Comme en France, le thème des réparations fait débat. « C’est un sujet tellement compliqué… même les Afro-Américains ne sont pas d’accord entre eux sur ce en quoi devraient consister des réparations : des bourses d’étude, des excuses formelles, un chèque, des mesures de discriminations positives ? », relate l’historienne. Si ce débat est difficile, c’est « parce que les réparations ne concernent pas que l’esclavage mais aussi la ségrégation et ses conséquences ».

Que le Congrès puisse se saisir du débat est un signe positif pour Kellie Carter Jackson. Mais elle déplore le fait que la question soit régulièrement évacuée. Le représentant démocrate du Michigan John Conyers Jr. propose ainsi chaque année depuis 1989 une loi appelant à la mise en place d’une commission pour examiner l’impact de l’esclavage et étudier des propositions de réparation. Elle n’a jamais été adoptée.

Dans le cas de Georgetown, même si « rien ne pourra jamais compenser ce que ces familles ont enduré, les récentes annonces sont importantes car elles constituent une première étape en vue d’une réparation, estime l’historienne. Je ne pense pas que le travail de réparation consiste à cocher une case, c’est un processus en cours visant à ne pas répéter le passé. »

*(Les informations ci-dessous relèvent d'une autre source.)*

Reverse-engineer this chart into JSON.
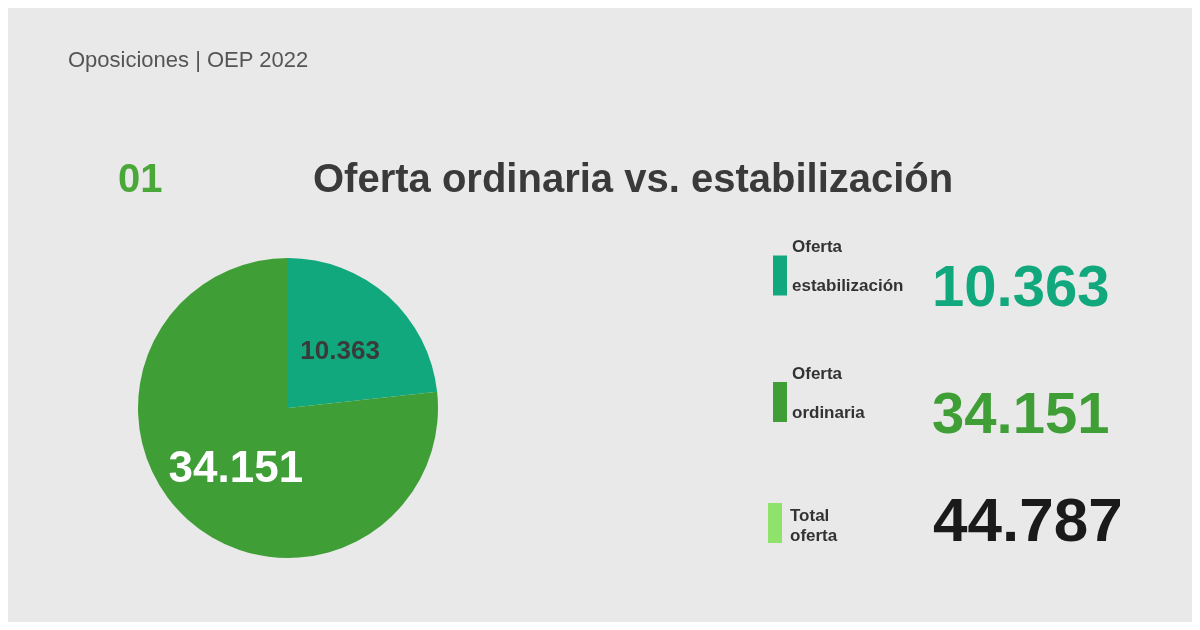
{
  "chart_data": {
    "type": "pie",
    "title": "Oferta ordinaria vs. estabilización",
    "subtitle": "Oposiciones | OEP 2022",
    "categories": [
      "Oferta\nestabilización",
      "Oferta\nordinaria"
    ],
    "values": [
      10363,
      34151
    ],
    "colors": [
      "#10a87c",
      "#3f9f36"
    ],
    "value_labels": [
      "10.363",
      "34.151"
    ],
    "legend": "right",
    "annotations": [
      "01",
      "Total oferta",
      "44.787"
    ]
  }
}
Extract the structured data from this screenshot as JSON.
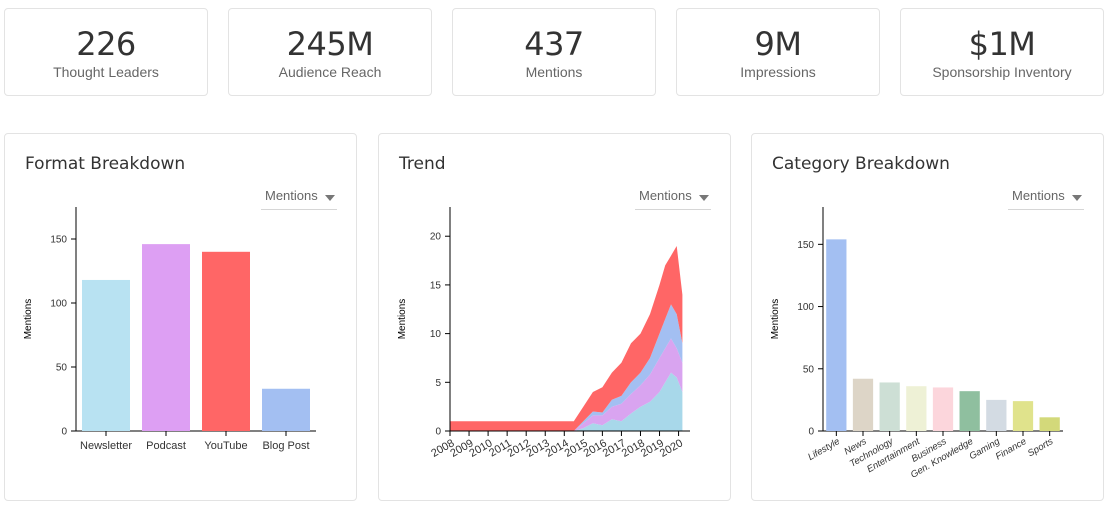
{
  "stats": [
    {
      "value": "226",
      "label": "Thought Leaders"
    },
    {
      "value": "245M",
      "label": "Audience Reach"
    },
    {
      "value": "437",
      "label": "Mentions"
    },
    {
      "value": "9M",
      "label": "Impressions"
    },
    {
      "value": "$1M",
      "label": "Sponsorship Inventory"
    }
  ],
  "panels": {
    "format": {
      "title": "Format Breakdown",
      "dropdown": "Mentions"
    },
    "trend": {
      "title": "Trend",
      "dropdown": "Mentions"
    },
    "category": {
      "title": "Category Breakdown",
      "dropdown": "Mentions"
    }
  },
  "chart_data": [
    {
      "type": "bar",
      "title": "Format Breakdown",
      "ylabel": "Mentions",
      "ylim": [
        0,
        175
      ],
      "yticks": [
        0,
        50,
        100,
        150
      ],
      "categories": [
        "Newsletter",
        "Podcast",
        "YouTube",
        "Blog Post"
      ],
      "values": [
        118,
        146,
        140,
        33
      ],
      "colors": [
        "#b8e2f2",
        "#dd9ff3",
        "#ff6666",
        "#a3bff2"
      ]
    },
    {
      "type": "area",
      "title": "Trend",
      "ylabel": "Mentions",
      "ylim": [
        0,
        23
      ],
      "yticks": [
        0,
        5,
        10,
        15,
        20
      ],
      "xlabels": [
        "2008",
        "2009",
        "2010",
        "2011",
        "2012",
        "2013",
        "2014",
        "2015",
        "2016",
        "2017",
        "2018",
        "2019",
        "2020"
      ],
      "stacked": true,
      "series_colors": [
        "#a8d8ea",
        "#d9a4f0",
        "#a3bff2",
        "#ff6666"
      ],
      "x": [
        2008,
        2014.3,
        2014.5,
        2015,
        2015.5,
        2016,
        2016.5,
        2017,
        2017.5,
        2018,
        2018.5,
        2019,
        2019.3,
        2019.6,
        2019.9,
        2020.2
      ],
      "series": [
        {
          "values": [
            0,
            0,
            0,
            0.3,
            0.8,
            0.6,
            1.2,
            1.0,
            1.8,
            2.5,
            3.0,
            4.0,
            5.0,
            6.0,
            5.5,
            4.0
          ]
        },
        {
          "values": [
            0,
            0,
            0,
            0.5,
            0.8,
            1.0,
            1.3,
            1.8,
            2.0,
            2.2,
            2.8,
            3.5,
            3.5,
            3.5,
            3.0,
            3.0
          ]
        },
        {
          "values": [
            0,
            0,
            0,
            0.2,
            0.4,
            0.3,
            0.7,
            0.8,
            1.2,
            1.3,
            1.7,
            2.5,
            3.0,
            3.5,
            3.5,
            2.0
          ]
        },
        {
          "values": [
            1,
            1,
            1,
            1.5,
            2.0,
            2.6,
            2.8,
            3.4,
            4.0,
            4.0,
            4.5,
            5.0,
            5.5,
            5.0,
            7.0,
            5.0
          ]
        }
      ]
    },
    {
      "type": "bar",
      "title": "Category Breakdown",
      "ylabel": "Mentions",
      "ylim": [
        0,
        180
      ],
      "yticks": [
        0,
        50,
        100,
        150
      ],
      "categories": [
        "Lifestyle",
        "News",
        "Technology",
        "Entertainment",
        "Business",
        "Gen. Knowledge",
        "Gaming",
        "Finance",
        "Sports"
      ],
      "values": [
        154,
        42,
        39,
        36,
        35,
        32,
        25,
        24,
        11
      ],
      "colors": [
        "#a3bff2",
        "#ddd5c7",
        "#cddfd5",
        "#eef1d6",
        "#fcd6dc",
        "#8fbf9f",
        "#d3dbe3",
        "#e0e38c",
        "#d3d97a"
      ]
    }
  ]
}
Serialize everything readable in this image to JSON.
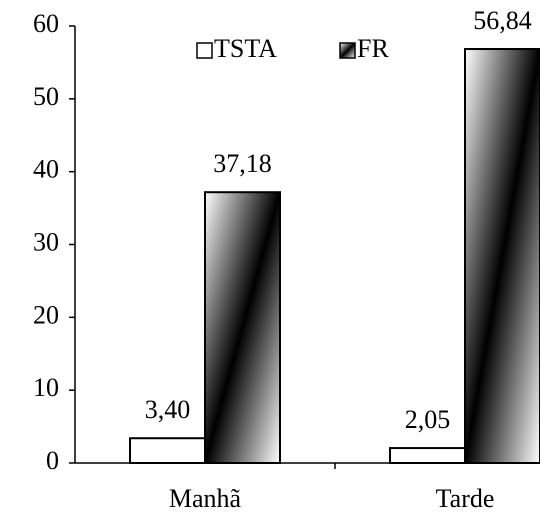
{
  "chart_data": {
    "type": "bar",
    "categories": [
      "Manhã",
      "Tarde"
    ],
    "series": [
      {
        "name": "TSTA",
        "color": "#ffffff",
        "values": [
          3.4,
          2.05
        ],
        "value_labels": [
          "3,40",
          "2,05"
        ]
      },
      {
        "name": "FR",
        "color": "#000000",
        "values": [
          37.18,
          56.84
        ],
        "value_labels": [
          "37,18",
          "56,84"
        ]
      }
    ],
    "ylim": [
      0,
      60
    ],
    "yticks": [
      0,
      10,
      20,
      30,
      40,
      50,
      60
    ],
    "grid": false,
    "legend": "top"
  }
}
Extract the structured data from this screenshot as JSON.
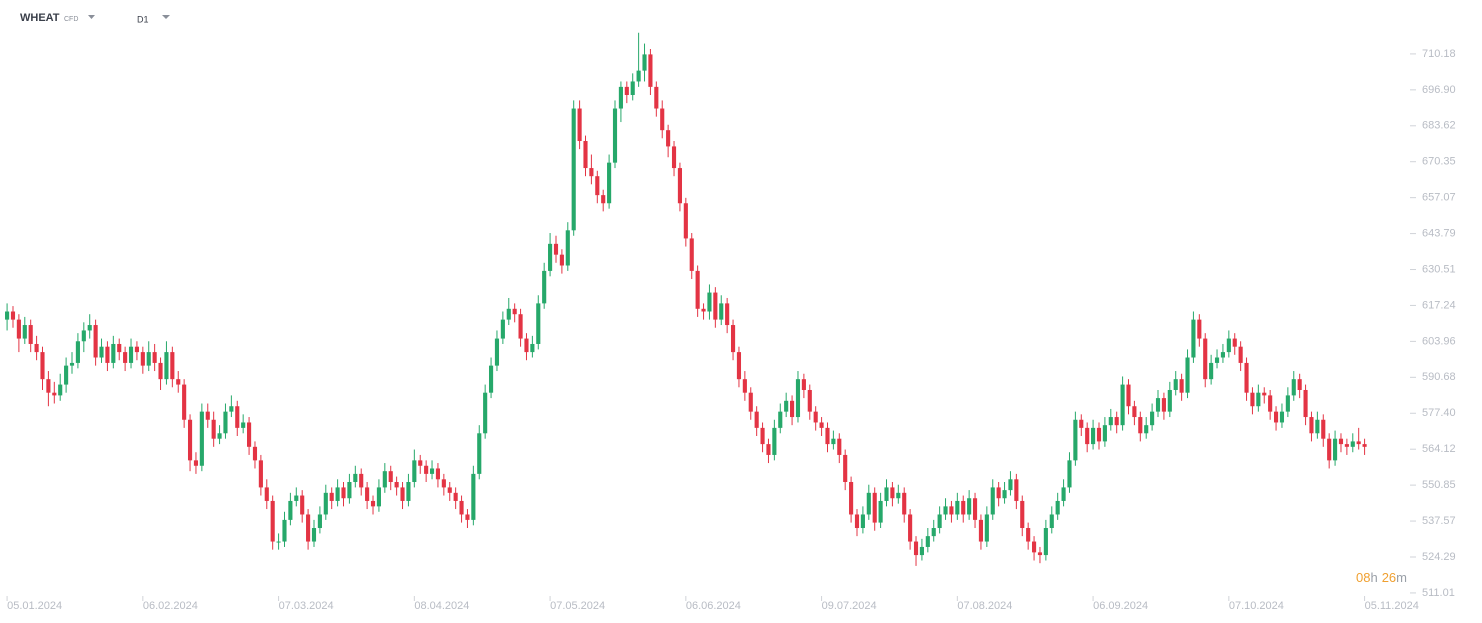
{
  "chart_data": {
    "type": "candlestick",
    "symbol": "WHEAT",
    "instrument": "CFD",
    "timeframe": "D1",
    "countdown_parts": [
      "08",
      "h",
      "26",
      "m"
    ],
    "up_color": "#26a86a",
    "down_color": "#e33444",
    "ylim": [
      508.4,
      730.1
    ],
    "yticks": [
      710.18,
      {
        "value": 696.9,
        "label": "696.90"
      },
      683.62,
      670.35,
      657.07,
      643.79,
      630.51,
      617.24,
      603.96,
      590.68,
      {
        "value": 577.4,
        "label": "577.40"
      },
      564.12,
      550.85,
      537.57,
      524.29,
      511.01
    ],
    "xlim": [
      -1.2,
      236
    ],
    "xticks": [
      {
        "value": 0,
        "label": "05.01.2024"
      },
      {
        "value": 23,
        "label": "06.02.2024"
      },
      {
        "value": 46,
        "label": "07.03.2024"
      },
      {
        "value": 69,
        "label": "08.04.2024"
      },
      {
        "value": 92,
        "label": "07.05.2024"
      },
      {
        "value": 115,
        "label": "06.06.2024"
      },
      {
        "value": 138,
        "label": "09.07.2024"
      },
      {
        "value": 161,
        "label": "07.08.2024"
      },
      {
        "value": 184,
        "label": "06.09.2024"
      },
      {
        "value": 207,
        "label": "07.10.2024"
      },
      {
        "value": 230,
        "label": "05.11.2024"
      }
    ],
    "ohlc": [
      [
        612,
        618,
        608,
        615
      ],
      [
        615,
        617,
        609,
        612
      ],
      [
        612,
        614,
        600,
        605
      ],
      [
        605,
        613,
        603,
        610
      ],
      [
        610,
        612,
        600,
        603
      ],
      [
        603,
        606,
        597,
        600
      ],
      [
        600,
        602,
        586,
        590
      ],
      [
        590,
        593,
        580,
        585
      ],
      [
        585,
        589,
        581,
        584
      ],
      [
        584,
        592,
        582,
        588
      ],
      [
        588,
        598,
        585,
        595
      ],
      [
        595,
        600,
        592,
        596
      ],
      [
        596,
        607,
        594,
        604
      ],
      [
        604,
        611,
        600,
        608
      ],
      [
        608,
        614,
        605,
        610
      ],
      [
        610,
        612,
        595,
        598
      ],
      [
        598,
        605,
        596,
        602
      ],
      [
        602,
        604,
        593,
        596
      ],
      [
        596,
        606,
        594,
        603
      ],
      [
        603,
        605,
        597,
        600
      ],
      [
        600,
        602,
        593,
        596
      ],
      [
        596,
        605,
        594,
        602
      ],
      [
        602,
        604,
        597,
        600
      ],
      [
        600,
        602,
        592,
        595
      ],
      [
        595,
        604,
        593,
        600
      ],
      [
        600,
        603,
        593,
        596
      ],
      [
        596,
        598,
        586,
        590
      ],
      [
        590,
        604,
        588,
        600
      ],
      [
        600,
        602,
        587,
        590
      ],
      [
        590,
        593,
        585,
        588
      ],
      [
        588,
        590,
        572,
        575
      ],
      [
        575,
        577,
        556,
        560
      ],
      [
        560,
        563,
        555,
        558
      ],
      [
        558,
        581,
        556,
        578
      ],
      [
        578,
        581,
        572,
        575
      ],
      [
        575,
        578,
        565,
        568
      ],
      [
        568,
        573,
        566,
        570
      ],
      [
        570,
        581,
        568,
        578
      ],
      [
        578,
        584,
        576,
        580
      ],
      [
        580,
        582,
        569,
        572
      ],
      [
        572,
        577,
        570,
        574
      ],
      [
        574,
        576,
        562,
        565
      ],
      [
        565,
        567,
        557,
        560
      ],
      [
        560,
        562,
        547,
        550
      ],
      [
        550,
        553,
        542,
        545
      ],
      [
        545,
        547,
        527,
        530
      ],
      [
        530,
        533,
        527,
        530
      ],
      [
        530,
        541,
        528,
        538
      ],
      [
        538,
        548,
        536,
        545
      ],
      [
        545,
        550,
        543,
        547
      ],
      [
        547,
        549,
        537,
        540
      ],
      [
        540,
        542,
        527,
        530
      ],
      [
        530,
        538,
        528,
        535
      ],
      [
        535,
        543,
        533,
        540
      ],
      [
        540,
        551,
        538,
        548
      ],
      [
        548,
        550,
        542,
        545
      ],
      [
        545,
        553,
        543,
        550
      ],
      [
        550,
        552,
        543,
        546
      ],
      [
        546,
        555,
        544,
        552
      ],
      [
        552,
        558,
        550,
        555
      ],
      [
        555,
        557,
        547,
        550
      ],
      [
        550,
        552,
        542,
        545
      ],
      [
        545,
        547,
        540,
        543
      ],
      [
        543,
        553,
        541,
        550
      ],
      [
        550,
        559,
        548,
        556
      ],
      [
        556,
        558,
        549,
        552
      ],
      [
        552,
        554,
        547,
        550
      ],
      [
        550,
        552,
        542,
        545
      ],
      [
        545,
        555,
        543,
        552
      ],
      [
        552,
        564,
        550,
        560
      ],
      [
        560,
        562,
        555,
        558
      ],
      [
        558,
        560,
        552,
        555
      ],
      [
        555,
        560,
        553,
        557
      ],
      [
        557,
        559,
        550,
        553
      ],
      [
        553,
        555,
        547,
        550
      ],
      [
        550,
        552,
        545,
        548
      ],
      [
        548,
        550,
        542,
        545
      ],
      [
        545,
        547,
        537,
        540
      ],
      [
        540,
        542,
        535,
        538
      ],
      [
        538,
        558,
        536,
        555
      ],
      [
        555,
        573,
        553,
        570
      ],
      [
        570,
        588,
        568,
        585
      ],
      [
        585,
        598,
        583,
        595
      ],
      [
        595,
        608,
        593,
        605
      ],
      [
        605,
        615,
        603,
        612
      ],
      [
        612,
        620,
        610,
        616
      ],
      [
        616,
        618,
        611,
        614
      ],
      [
        614,
        616,
        602,
        605
      ],
      [
        605,
        607,
        597,
        600
      ],
      [
        600,
        606,
        598,
        603
      ],
      [
        603,
        621,
        601,
        618
      ],
      [
        618,
        633,
        616,
        630
      ],
      [
        630,
        644,
        628,
        640
      ],
      [
        640,
        643,
        633,
        636
      ],
      [
        636,
        638,
        629,
        632
      ],
      [
        632,
        648,
        630,
        645
      ],
      [
        645,
        693,
        643,
        690
      ],
      [
        690,
        693,
        675,
        678
      ],
      [
        678,
        680,
        665,
        668
      ],
      [
        668,
        673,
        662,
        665
      ],
      [
        665,
        667,
        655,
        658
      ],
      [
        658,
        660,
        652,
        655
      ],
      [
        655,
        673,
        653,
        670
      ],
      [
        670,
        693,
        668,
        690
      ],
      [
        690,
        700,
        685,
        698
      ],
      [
        698,
        700,
        692,
        695
      ],
      [
        695,
        703,
        693,
        700
      ],
      [
        700,
        718,
        698,
        704
      ],
      [
        704,
        714,
        700,
        710
      ],
      [
        710,
        712,
        695,
        698
      ],
      [
        698,
        700,
        687,
        690
      ],
      [
        690,
        693,
        679,
        682
      ],
      [
        682,
        684,
        672,
        676
      ],
      [
        676,
        678,
        665,
        668
      ],
      [
        668,
        670,
        652,
        655
      ],
      [
        655,
        657,
        639,
        642
      ],
      [
        642,
        644,
        627,
        630
      ],
      [
        630,
        632,
        613,
        616
      ],
      [
        616,
        618,
        612,
        615
      ],
      [
        615,
        625,
        612,
        622
      ],
      [
        622,
        624,
        609,
        612
      ],
      [
        612,
        621,
        610,
        618
      ],
      [
        618,
        620,
        607,
        610
      ],
      [
        610,
        612,
        597,
        600
      ],
      [
        600,
        602,
        587,
        590
      ],
      [
        590,
        593,
        582,
        585
      ],
      [
        585,
        587,
        575,
        578
      ],
      [
        578,
        580,
        569,
        572
      ],
      [
        572,
        574,
        563,
        566
      ],
      [
        566,
        568,
        559,
        562
      ],
      [
        562,
        575,
        560,
        572
      ],
      [
        572,
        581,
        570,
        578
      ],
      [
        578,
        585,
        576,
        582
      ],
      [
        582,
        584,
        573,
        576
      ],
      [
        576,
        593,
        574,
        590
      ],
      [
        590,
        592,
        583,
        586
      ],
      [
        586,
        588,
        575,
        578
      ],
      [
        578,
        580,
        571,
        574
      ],
      [
        574,
        576,
        569,
        572
      ],
      [
        572,
        574,
        563,
        566
      ],
      [
        566,
        571,
        564,
        568
      ],
      [
        568,
        570,
        559,
        562
      ],
      [
        562,
        564,
        549,
        552
      ],
      [
        552,
        554,
        537,
        540
      ],
      [
        540,
        542,
        532,
        535
      ],
      [
        535,
        543,
        533,
        540
      ],
      [
        540,
        551,
        538,
        548
      ],
      [
        548,
        550,
        534,
        537
      ],
      [
        537,
        548,
        535,
        545
      ],
      [
        545,
        553,
        543,
        550
      ],
      [
        550,
        552,
        543,
        546
      ],
      [
        546,
        551,
        544,
        548
      ],
      [
        548,
        550,
        537,
        540
      ],
      [
        540,
        542,
        527,
        530
      ],
      [
        530,
        532,
        521,
        525
      ],
      [
        525,
        531,
        523,
        528
      ],
      [
        528,
        535,
        526,
        532
      ],
      [
        532,
        538,
        530,
        535
      ],
      [
        535,
        543,
        533,
        540
      ],
      [
        540,
        546,
        538,
        543
      ],
      [
        543,
        545,
        537,
        540
      ],
      [
        540,
        548,
        538,
        545
      ],
      [
        545,
        547,
        537,
        540
      ],
      [
        540,
        549,
        538,
        546
      ],
      [
        546,
        548,
        535,
        538
      ],
      [
        538,
        540,
        527,
        530
      ],
      [
        530,
        543,
        528,
        540
      ],
      [
        540,
        553,
        538,
        550
      ],
      [
        550,
        552,
        543,
        546
      ],
      [
        546,
        552,
        544,
        549
      ],
      [
        549,
        556,
        547,
        553
      ],
      [
        553,
        555,
        542,
        545
      ],
      [
        545,
        547,
        532,
        535
      ],
      [
        535,
        537,
        527,
        530
      ],
      [
        530,
        532,
        523,
        526
      ],
      [
        526,
        528,
        522,
        525
      ],
      [
        525,
        538,
        523,
        535
      ],
      [
        535,
        543,
        533,
        540
      ],
      [
        540,
        548,
        538,
        545
      ],
      [
        545,
        553,
        543,
        550
      ],
      [
        550,
        563,
        548,
        560
      ],
      [
        560,
        578,
        558,
        575
      ],
      [
        575,
        577,
        569,
        572
      ],
      [
        572,
        574,
        563,
        566
      ],
      [
        566,
        575,
        564,
        572
      ],
      [
        572,
        574,
        564,
        567
      ],
      [
        567,
        576,
        565,
        573
      ],
      [
        573,
        579,
        571,
        576
      ],
      [
        576,
        578,
        570,
        573
      ],
      [
        573,
        591,
        571,
        588
      ],
      [
        588,
        590,
        577,
        580
      ],
      [
        580,
        582,
        573,
        576
      ],
      [
        576,
        578,
        567,
        570
      ],
      [
        570,
        576,
        568,
        573
      ],
      [
        573,
        581,
        571,
        578
      ],
      [
        578,
        586,
        576,
        583
      ],
      [
        583,
        585,
        575,
        578
      ],
      [
        578,
        589,
        576,
        586
      ],
      [
        586,
        593,
        584,
        590
      ],
      [
        590,
        592,
        582,
        585
      ],
      [
        585,
        601,
        583,
        598
      ],
      [
        598,
        615,
        596,
        612
      ],
      [
        612,
        614,
        602,
        605
      ],
      [
        605,
        607,
        587,
        590
      ],
      [
        590,
        599,
        588,
        596
      ],
      [
        596,
        601,
        594,
        598
      ],
      [
        598,
        603,
        596,
        600
      ],
      [
        600,
        608,
        598,
        605
      ],
      [
        605,
        607,
        599,
        602
      ],
      [
        602,
        604,
        593,
        596
      ],
      [
        596,
        598,
        582,
        585
      ],
      [
        585,
        587,
        577,
        580
      ],
      [
        580,
        588,
        578,
        585
      ],
      [
        585,
        587,
        581,
        584
      ],
      [
        584,
        586,
        575,
        578
      ],
      [
        578,
        580,
        571,
        574
      ],
      [
        574,
        581,
        572,
        578
      ],
      [
        578,
        587,
        576,
        584
      ],
      [
        584,
        593,
        582,
        590
      ],
      [
        590,
        592,
        583,
        586
      ],
      [
        586,
        588,
        573,
        576
      ],
      [
        576,
        578,
        567,
        570
      ],
      [
        570,
        578,
        568,
        575
      ],
      [
        575,
        577,
        565,
        568
      ],
      [
        568,
        570,
        557,
        560
      ],
      [
        560,
        571,
        558,
        568
      ],
      [
        568,
        570,
        563,
        566
      ],
      [
        566,
        568,
        562,
        565
      ],
      [
        565,
        570,
        563,
        567
      ],
      [
        567,
        572,
        564,
        566
      ],
      [
        566,
        568,
        562,
        565
      ]
    ]
  }
}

Pour montrer que l’Histoire est toujours en cours, le nouveau musée de la capitale américaine a résisté à la tentation de terminer son exposition avec la présidence de Barack Obama, même si elle lui confère une large place. À la place, c’est le mouvement Black Lives Matter qui est mis en lumière. « Nous voulions être sûrs que les visiteurs ne voient pas le premier président noir comme la fin de l’histoire pour les Afro-américains », a ainsi expliqué l’un des conservateurs du musée au New York Times. Une note de militantisme décidément d’actualité.